Le procureur a dit aux jurés qu’il était « impossible de conclure que cet accusé ne s’évadera[it] jamais [car] il est plus malin que les autres, et il est constamment en train de réfléchir […] Il s’agit d’un prisonnier qui fait du mal aux gardiens, qui les frappe. Il s’agit d’un prisonnier qui tire sur des agents en uniforme [L]a perspective d’une réclusion à perpétuité est effrayante [car si au bout d’une année en prison] il tue des gens [alors] qu’est-ce que la perspective d’une réclusion à perpétuité va amener cette personne à faire aux gardiens de prison ? »

William Morva a dû porter une ceinture électrifiée incapacitante pendant le procès. Le juge n’a pas tenu d’audience pour déterminer si cette mesure était nécessaire, alors même que l’accusé n’avait causé aucun problème en matière de discipline durant la procédure préliminaire au procès ni au cours des 18 mois de détention provisoire à la prison régionale de New River Valley. En 2015, un juge fédéral a noté que « Morva portait une ceinture électrifiée incapacitante sous ses vêtements, et certains jurés ont observé le renflement causé par cette ceinture », mais a confirmé la peine de mort.

Dans une affaire remontant à 1998, une cour d’appel de l’État de Washington a estimé que le juge de première instance aurait dû tenir une telle audience, et a ordonné un nouveau procès : « Le dossier montre que les jurés étaient au courant pour la ceinture électrique et qu’ils spéculaient sur ce point. Son utilisation a peut-être amené les jurés à penser que [l’accusé] était une personne dangereuse à qui on ne pouvait pas faire confiance et qui était incontrôlable, même en présence d’un agent armé.
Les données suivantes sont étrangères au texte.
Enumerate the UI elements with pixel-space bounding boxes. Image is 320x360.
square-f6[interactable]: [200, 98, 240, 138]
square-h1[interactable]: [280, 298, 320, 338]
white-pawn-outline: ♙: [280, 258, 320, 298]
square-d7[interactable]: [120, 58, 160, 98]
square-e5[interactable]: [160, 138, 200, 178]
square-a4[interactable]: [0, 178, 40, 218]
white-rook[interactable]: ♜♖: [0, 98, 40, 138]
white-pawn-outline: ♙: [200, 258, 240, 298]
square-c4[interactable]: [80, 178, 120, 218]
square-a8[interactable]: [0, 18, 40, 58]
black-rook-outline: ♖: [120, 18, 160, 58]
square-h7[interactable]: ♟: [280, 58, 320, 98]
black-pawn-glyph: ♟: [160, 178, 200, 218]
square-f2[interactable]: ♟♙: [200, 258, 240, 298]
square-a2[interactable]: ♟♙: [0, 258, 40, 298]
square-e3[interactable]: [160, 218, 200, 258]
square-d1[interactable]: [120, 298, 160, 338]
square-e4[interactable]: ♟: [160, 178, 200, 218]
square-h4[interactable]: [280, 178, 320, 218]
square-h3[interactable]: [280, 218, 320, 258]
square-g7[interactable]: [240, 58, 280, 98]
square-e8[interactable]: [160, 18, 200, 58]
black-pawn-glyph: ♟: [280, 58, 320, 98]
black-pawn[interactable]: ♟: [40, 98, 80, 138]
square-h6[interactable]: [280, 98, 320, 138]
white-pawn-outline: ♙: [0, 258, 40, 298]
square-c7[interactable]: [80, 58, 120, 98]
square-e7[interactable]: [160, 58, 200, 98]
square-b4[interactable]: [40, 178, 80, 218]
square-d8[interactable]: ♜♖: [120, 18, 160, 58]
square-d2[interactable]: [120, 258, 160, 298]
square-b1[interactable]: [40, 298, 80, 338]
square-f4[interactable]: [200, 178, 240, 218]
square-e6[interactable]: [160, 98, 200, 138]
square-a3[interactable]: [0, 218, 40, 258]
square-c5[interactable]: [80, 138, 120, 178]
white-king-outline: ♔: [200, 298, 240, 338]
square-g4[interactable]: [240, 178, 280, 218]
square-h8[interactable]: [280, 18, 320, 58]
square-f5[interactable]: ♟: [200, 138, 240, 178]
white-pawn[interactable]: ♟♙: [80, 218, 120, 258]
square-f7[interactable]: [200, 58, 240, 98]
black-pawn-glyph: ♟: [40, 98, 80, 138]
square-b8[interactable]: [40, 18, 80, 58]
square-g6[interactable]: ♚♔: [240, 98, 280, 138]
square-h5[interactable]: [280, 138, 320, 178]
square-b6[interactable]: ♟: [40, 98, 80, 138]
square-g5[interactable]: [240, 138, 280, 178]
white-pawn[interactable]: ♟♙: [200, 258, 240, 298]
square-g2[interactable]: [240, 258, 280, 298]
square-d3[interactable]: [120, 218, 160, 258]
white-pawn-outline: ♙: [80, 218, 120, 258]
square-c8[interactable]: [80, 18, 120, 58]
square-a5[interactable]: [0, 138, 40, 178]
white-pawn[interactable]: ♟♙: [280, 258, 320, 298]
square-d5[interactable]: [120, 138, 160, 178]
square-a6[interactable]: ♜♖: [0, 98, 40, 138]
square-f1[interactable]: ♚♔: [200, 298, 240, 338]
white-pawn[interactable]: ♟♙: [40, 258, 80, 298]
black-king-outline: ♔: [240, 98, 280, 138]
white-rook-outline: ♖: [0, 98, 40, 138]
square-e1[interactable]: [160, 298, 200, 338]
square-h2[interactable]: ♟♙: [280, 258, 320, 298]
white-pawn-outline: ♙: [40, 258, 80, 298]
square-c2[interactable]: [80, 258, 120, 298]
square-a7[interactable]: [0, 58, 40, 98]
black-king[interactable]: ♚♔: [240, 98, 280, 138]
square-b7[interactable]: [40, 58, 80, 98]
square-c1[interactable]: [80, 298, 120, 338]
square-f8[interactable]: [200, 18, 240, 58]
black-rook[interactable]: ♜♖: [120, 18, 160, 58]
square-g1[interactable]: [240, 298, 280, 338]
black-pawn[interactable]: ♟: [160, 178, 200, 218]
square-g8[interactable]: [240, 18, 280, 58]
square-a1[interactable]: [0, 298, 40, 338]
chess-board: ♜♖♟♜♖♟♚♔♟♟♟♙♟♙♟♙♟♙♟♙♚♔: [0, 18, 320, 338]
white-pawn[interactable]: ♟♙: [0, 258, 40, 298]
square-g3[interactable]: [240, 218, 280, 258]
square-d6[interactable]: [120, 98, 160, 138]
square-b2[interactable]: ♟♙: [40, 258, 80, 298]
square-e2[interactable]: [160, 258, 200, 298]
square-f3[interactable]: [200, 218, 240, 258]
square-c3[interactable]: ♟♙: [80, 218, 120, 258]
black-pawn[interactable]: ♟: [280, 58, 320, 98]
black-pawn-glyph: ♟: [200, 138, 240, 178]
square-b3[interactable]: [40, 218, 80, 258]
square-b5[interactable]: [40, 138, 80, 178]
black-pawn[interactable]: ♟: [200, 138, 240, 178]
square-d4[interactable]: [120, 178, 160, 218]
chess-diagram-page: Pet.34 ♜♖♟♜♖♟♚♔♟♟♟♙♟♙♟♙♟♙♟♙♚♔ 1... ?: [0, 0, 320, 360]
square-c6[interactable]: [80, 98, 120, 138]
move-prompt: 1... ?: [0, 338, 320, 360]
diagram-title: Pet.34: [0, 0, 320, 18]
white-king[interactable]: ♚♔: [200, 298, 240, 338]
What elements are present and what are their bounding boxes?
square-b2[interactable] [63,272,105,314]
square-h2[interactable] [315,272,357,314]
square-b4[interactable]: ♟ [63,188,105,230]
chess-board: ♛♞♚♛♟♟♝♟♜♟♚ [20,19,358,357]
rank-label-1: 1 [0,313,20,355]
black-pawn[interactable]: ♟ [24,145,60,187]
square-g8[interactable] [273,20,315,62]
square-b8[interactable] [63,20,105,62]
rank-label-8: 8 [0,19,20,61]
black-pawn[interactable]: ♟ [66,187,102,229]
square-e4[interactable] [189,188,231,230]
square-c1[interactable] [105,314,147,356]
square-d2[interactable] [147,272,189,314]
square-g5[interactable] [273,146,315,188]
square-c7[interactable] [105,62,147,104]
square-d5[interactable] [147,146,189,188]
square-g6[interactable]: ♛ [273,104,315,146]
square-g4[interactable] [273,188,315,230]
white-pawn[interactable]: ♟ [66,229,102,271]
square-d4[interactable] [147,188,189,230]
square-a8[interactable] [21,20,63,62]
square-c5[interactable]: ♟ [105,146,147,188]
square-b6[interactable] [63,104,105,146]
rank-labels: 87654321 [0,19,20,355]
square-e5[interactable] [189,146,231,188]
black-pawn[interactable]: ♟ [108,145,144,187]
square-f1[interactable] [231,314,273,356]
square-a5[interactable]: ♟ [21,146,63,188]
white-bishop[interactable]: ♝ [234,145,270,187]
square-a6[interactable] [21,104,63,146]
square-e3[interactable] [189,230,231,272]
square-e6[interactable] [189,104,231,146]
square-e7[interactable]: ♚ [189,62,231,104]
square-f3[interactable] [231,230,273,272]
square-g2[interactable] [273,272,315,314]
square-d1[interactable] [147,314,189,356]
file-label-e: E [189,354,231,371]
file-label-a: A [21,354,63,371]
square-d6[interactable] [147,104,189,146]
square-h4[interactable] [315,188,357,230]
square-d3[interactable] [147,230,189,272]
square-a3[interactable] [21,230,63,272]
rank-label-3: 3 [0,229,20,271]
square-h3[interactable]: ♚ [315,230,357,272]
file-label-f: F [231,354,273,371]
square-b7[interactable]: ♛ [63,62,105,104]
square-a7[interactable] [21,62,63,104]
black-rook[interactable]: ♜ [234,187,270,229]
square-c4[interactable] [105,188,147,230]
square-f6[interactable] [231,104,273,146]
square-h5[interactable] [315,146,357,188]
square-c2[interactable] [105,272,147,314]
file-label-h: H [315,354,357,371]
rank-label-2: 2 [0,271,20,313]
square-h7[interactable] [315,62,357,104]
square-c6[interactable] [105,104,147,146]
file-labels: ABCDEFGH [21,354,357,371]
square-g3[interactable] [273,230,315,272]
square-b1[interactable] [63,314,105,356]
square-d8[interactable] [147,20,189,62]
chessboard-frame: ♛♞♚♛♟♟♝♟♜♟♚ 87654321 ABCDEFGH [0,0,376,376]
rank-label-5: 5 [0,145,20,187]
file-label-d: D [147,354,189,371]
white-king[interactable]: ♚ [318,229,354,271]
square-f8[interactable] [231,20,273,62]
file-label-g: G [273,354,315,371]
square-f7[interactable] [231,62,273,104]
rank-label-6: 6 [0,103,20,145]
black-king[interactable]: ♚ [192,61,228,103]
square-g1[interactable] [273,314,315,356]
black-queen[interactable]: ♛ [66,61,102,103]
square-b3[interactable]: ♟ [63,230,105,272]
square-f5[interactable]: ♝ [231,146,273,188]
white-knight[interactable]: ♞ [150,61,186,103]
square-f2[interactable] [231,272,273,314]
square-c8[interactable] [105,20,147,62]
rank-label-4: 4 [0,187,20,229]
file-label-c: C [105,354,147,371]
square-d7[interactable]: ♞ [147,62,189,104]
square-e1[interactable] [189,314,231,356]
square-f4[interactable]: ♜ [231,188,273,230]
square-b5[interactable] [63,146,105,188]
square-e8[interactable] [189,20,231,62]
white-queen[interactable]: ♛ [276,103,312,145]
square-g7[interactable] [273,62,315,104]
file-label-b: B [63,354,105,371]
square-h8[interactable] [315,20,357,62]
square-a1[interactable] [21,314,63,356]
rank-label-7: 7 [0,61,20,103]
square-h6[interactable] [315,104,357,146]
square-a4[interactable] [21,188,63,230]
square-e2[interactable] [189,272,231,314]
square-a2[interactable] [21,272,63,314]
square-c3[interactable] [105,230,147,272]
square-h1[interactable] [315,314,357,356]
L’utilisation de la ceinture électrique peut être encore plus préjudiciable que les menottes ou les chaînes aux chevilles car elle implique qu’il est nécessaire d’utiliser des moyens tout particuliers pour contrôler l’accusé. » Dans un procès où la peine capitale est susceptible d’être prononcée, cette impression peut faire pencher la balance en faveur de ce châtiment.
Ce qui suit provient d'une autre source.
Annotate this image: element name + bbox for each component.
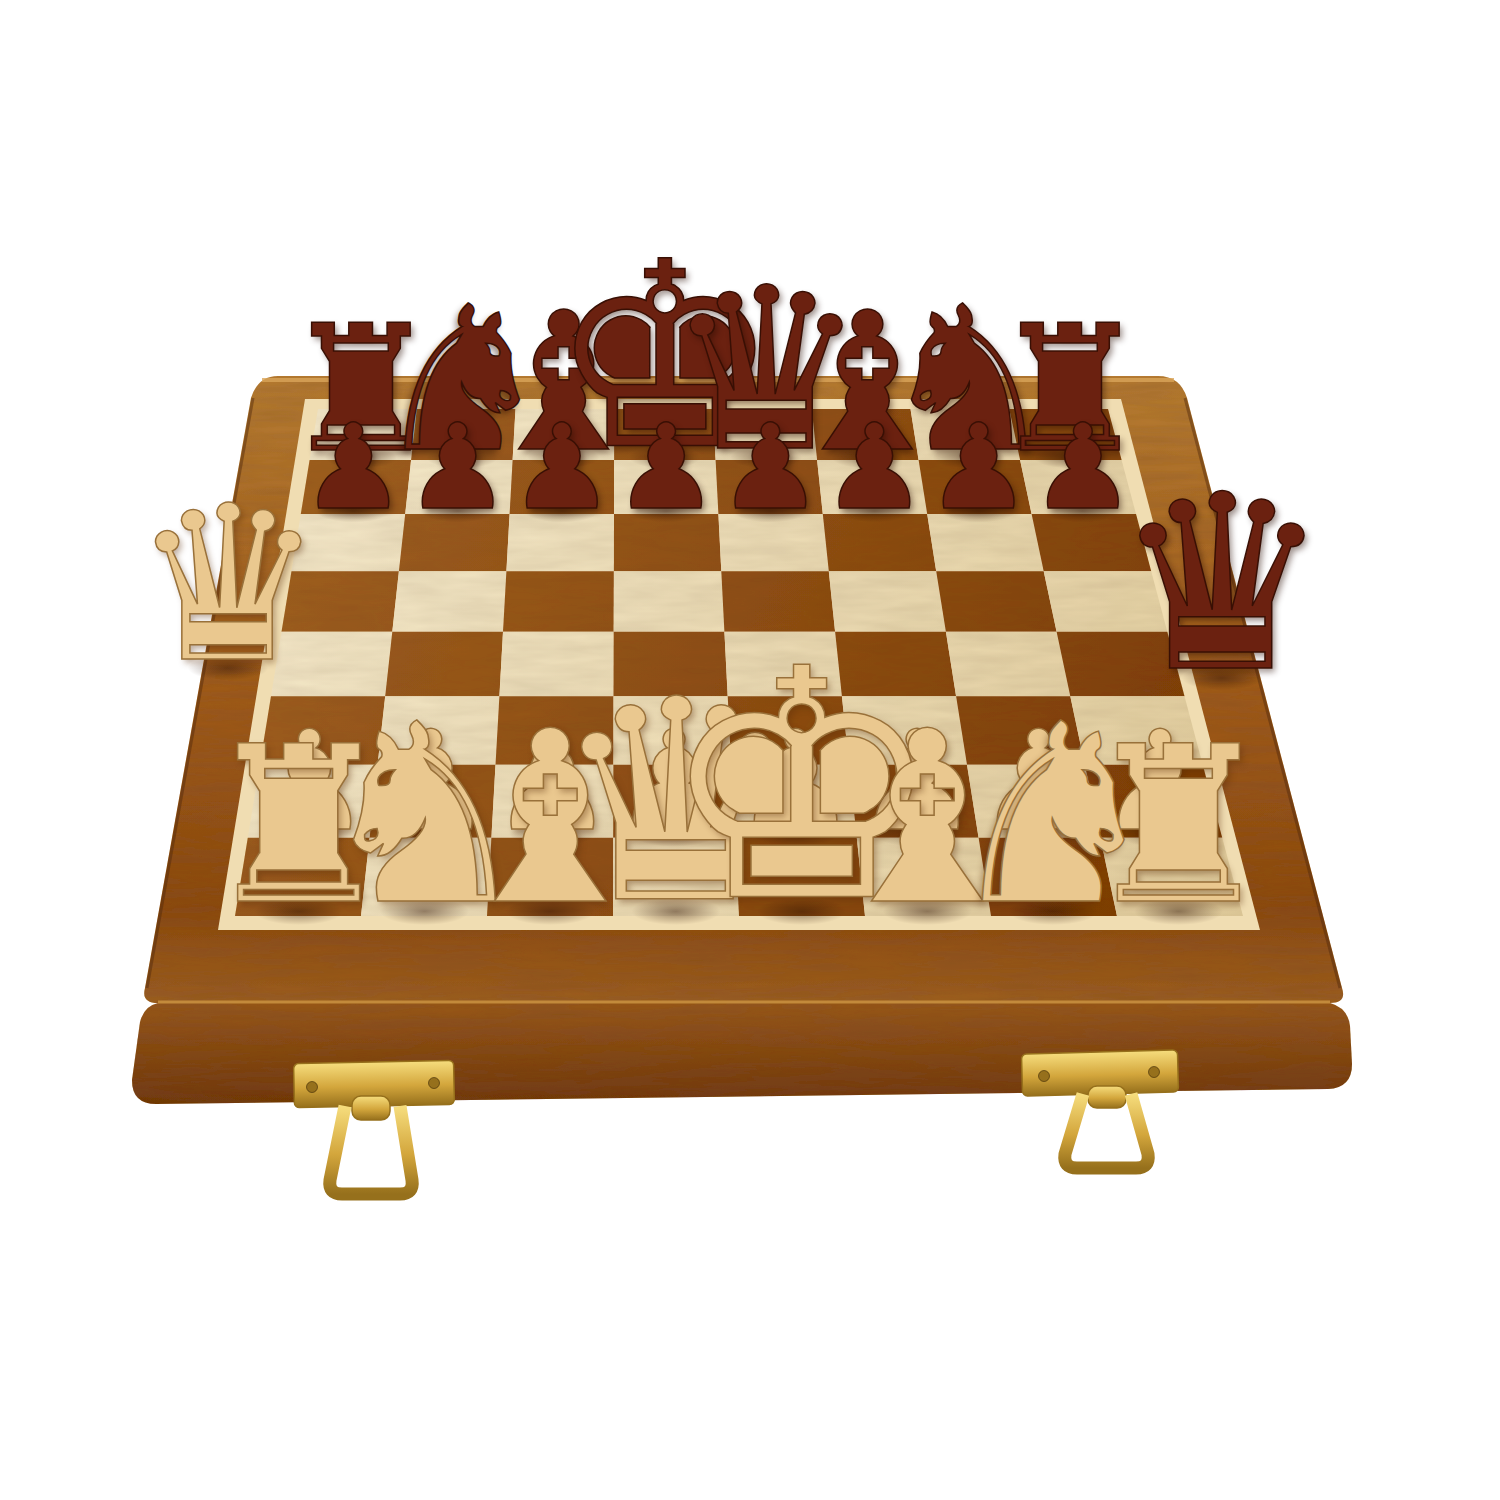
chess-board	[0, 0, 1500, 1500]
square-c4	[499, 632, 613, 696]
piece-shadow	[1134, 898, 1223, 925]
piece-shadow	[325, 446, 397, 468]
square-f3	[842, 696, 967, 765]
square-b4	[385, 632, 503, 696]
piece-shadow	[631, 898, 720, 925]
square-b3	[378, 696, 500, 765]
square-d5	[614, 571, 725, 632]
piece-shadow	[1034, 446, 1106, 468]
square-f4	[835, 632, 956, 696]
piece-shadow	[1008, 898, 1097, 925]
square-h6	[1032, 514, 1152, 571]
latch-screw	[1039, 1071, 1050, 1082]
square-h5	[1044, 571, 1168, 632]
piece-shadow	[752, 820, 838, 846]
square-d6	[614, 514, 721, 571]
square-d3	[613, 696, 731, 765]
piece-shadow	[254, 898, 343, 925]
piece-shadow	[874, 820, 960, 846]
piece-shadow	[528, 446, 600, 468]
square-e4	[724, 632, 842, 696]
piece-shadow	[1046, 500, 1120, 523]
square-b6	[399, 514, 510, 571]
square-g4	[946, 632, 1070, 696]
piece-shadow	[266, 820, 352, 846]
right-latch	[1021, 1050, 1178, 1168]
piece-shadow	[525, 500, 599, 523]
piece-shadow	[1182, 666, 1263, 691]
square-e6	[718, 514, 828, 571]
latch-screw	[1149, 1067, 1160, 1078]
square-c6	[506, 514, 614, 571]
latch-screw	[307, 1082, 318, 1093]
piece-shadow	[942, 500, 1016, 523]
piece-shadow	[733, 500, 807, 523]
square-a4	[271, 632, 392, 696]
piece-shadow	[757, 898, 846, 925]
piece-shadow	[933, 446, 1005, 468]
piece-shadow	[631, 820, 717, 846]
piece-shadow	[421, 500, 495, 523]
piece-shadow	[629, 500, 703, 523]
square-c3	[496, 696, 614, 765]
square-d4	[614, 632, 728, 696]
piece-shadow	[316, 500, 390, 523]
piece-shadow	[506, 898, 595, 925]
square-a6	[292, 514, 406, 571]
square-b5	[392, 571, 506, 632]
latch-screw	[429, 1078, 440, 1089]
piece-shadow	[509, 820, 595, 846]
piece-shadow	[629, 446, 701, 468]
latch-hinge-knuckle	[1088, 1086, 1126, 1108]
square-g5	[936, 571, 1056, 632]
piece-shadow	[883, 898, 972, 925]
left-latch	[294, 1060, 455, 1194]
piece-shadow	[831, 446, 903, 468]
piece-shadow	[995, 820, 1081, 846]
piece-shadow	[380, 898, 469, 925]
square-f6	[823, 514, 936, 571]
piece-shadow	[388, 820, 474, 846]
piece-shadow	[730, 446, 802, 468]
square-a3	[260, 696, 385, 765]
square-e3	[728, 696, 849, 765]
square-f5	[829, 571, 946, 632]
square-g6	[927, 514, 1043, 571]
square-h4	[1057, 632, 1185, 696]
square-g3	[956, 696, 1085, 765]
latch-hinge-knuckle	[352, 1096, 390, 1120]
piece-shadow	[837, 500, 911, 523]
square-e5	[721, 571, 835, 632]
square-c5	[503, 571, 614, 632]
piece-shadow	[1117, 820, 1203, 846]
chess-set-product-photo: ♜♞♝♚♛♝♞♜♟♟♟♟♟♟♟♟♛♛♟♟♟♟♟♟♟♟♜♞♝♛♚♝♞♜	[0, 0, 1500, 1500]
square-a5	[282, 571, 399, 632]
piece-shadow	[426, 446, 498, 468]
squares-grid	[235, 409, 1243, 916]
piece-shadow	[188, 656, 269, 681]
square-h3	[1070, 696, 1202, 765]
L’un des jurés du procès de William Morva s’est souvenu que deux policiers se tenaient constamment derrière lui, et que l’un d’eux avait « un Tazer ou une télécommande pouvant servir à contrôler M. Morva », et un autre qu’il y avait « un gros renflement autour de la taille de M. Morva sous ses vêtements » et qu’un policier lui avait dit que « M. Morva portait une ceinture électrifiée incapacitante contrôlée par les policiers qui se tenaient derrière lui pour le surveiller ». Amnesty International considère que l’utilisation des ceintures incapacitantes viole l’interdiction de la torture et des autres traitements cruels, inhumains ou dégradants (voir https://www.amnesty.org/fr/documents/amr51/054/1999/fr/).

Treize exécutions ont eu lieu aux États-Unis depuis le début de l’année, ce qui porte à 1 455 le nombre de personnes auxquelles les autorités de ce pays ont ôté la vie depuis 1976, quand la Cour suprême fédérale a approuvé une nouvelle législation relative à la peine capitale. La Virginie est responsable de 112 de ces exécutions. Amnesty International est opposée à la peine de mort en toutes circonstances. À l’heure actuelle, 141 pays sont abolitionnistes en droit ou en pratique. Le droit international et les normes internationales sur le recours à la peine capitale énoncent que ce châtiment ne peut pas être imposé ou appliqué à des personnes présentant une déficience intellectuelle ou un handicap mental. Cela est valable si l’accusé présentait un tel trouble au moment du crime, et aussi si ce trouble est apparu après que l’accusé a été déclaré coupable.